Drücke mich vielleicht ein wenig umständlcih aus, aber mein Wunsch wäre es, mehr im Alltag für den Erwerb von Selbstachtung, Selbstbestimmtheit, Eigenverantwortung, geistige Tiefe, Selbst- und Fremdwahrnehmung und deren Mechanismen, Reflexionsfähigkeit, Erfolgserlebnissen, Freude an sich selbst und all dem andren zu sorgen, woran es späteren Suchties oft ja von Haus aus mangelt (zumindst waren das bei mir und vielen, die ich in den Gruppen treffe die Faktoren, die die Entwicklung der Sucht begünstigten).

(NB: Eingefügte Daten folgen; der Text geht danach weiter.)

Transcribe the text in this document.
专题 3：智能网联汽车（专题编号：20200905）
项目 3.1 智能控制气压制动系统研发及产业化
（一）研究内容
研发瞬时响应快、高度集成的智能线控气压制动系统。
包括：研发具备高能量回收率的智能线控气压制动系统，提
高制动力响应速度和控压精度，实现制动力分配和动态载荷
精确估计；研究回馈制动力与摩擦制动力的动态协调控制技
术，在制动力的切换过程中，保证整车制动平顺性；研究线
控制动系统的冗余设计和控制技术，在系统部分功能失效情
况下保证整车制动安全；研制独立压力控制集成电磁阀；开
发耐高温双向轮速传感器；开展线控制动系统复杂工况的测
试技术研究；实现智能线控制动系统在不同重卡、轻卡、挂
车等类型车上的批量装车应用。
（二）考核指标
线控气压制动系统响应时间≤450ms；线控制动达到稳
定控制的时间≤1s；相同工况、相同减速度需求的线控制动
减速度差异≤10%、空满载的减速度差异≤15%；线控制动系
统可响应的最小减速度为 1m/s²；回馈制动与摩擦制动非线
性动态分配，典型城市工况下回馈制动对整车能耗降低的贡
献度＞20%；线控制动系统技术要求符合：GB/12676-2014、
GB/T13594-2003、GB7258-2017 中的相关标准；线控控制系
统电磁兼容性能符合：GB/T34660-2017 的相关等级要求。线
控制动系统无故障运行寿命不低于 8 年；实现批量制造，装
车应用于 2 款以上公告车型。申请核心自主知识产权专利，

"Selbsterfahrung" und "Persönlichkeitseintwicklung" als altersgerechte Inhalte bereits in den Kindergärten und Schulen zu vermitteln - das wär meiner Meinung nach mal ne gute Alternative zum herkömmlichen Ethik- oder Religionsunterricht o.ä.? Das kann mit so scheinbar einfachen Sachen wie "wie gehts mir heute", "wie fühlt sich mein Körper an" "was macht mich glücklich"und dem Lernen, das zu benennen, anfangen. Und es hört bei ethisch-philosophischen Themen noch lang nicht auf.

Denn eine reife, mündige, starke Persönlichkeit zu entwickeln, die nicht an sich selbst und ihrem Verhalten leiden muss, das ist glaub ich immer noch ist die beste Prävention.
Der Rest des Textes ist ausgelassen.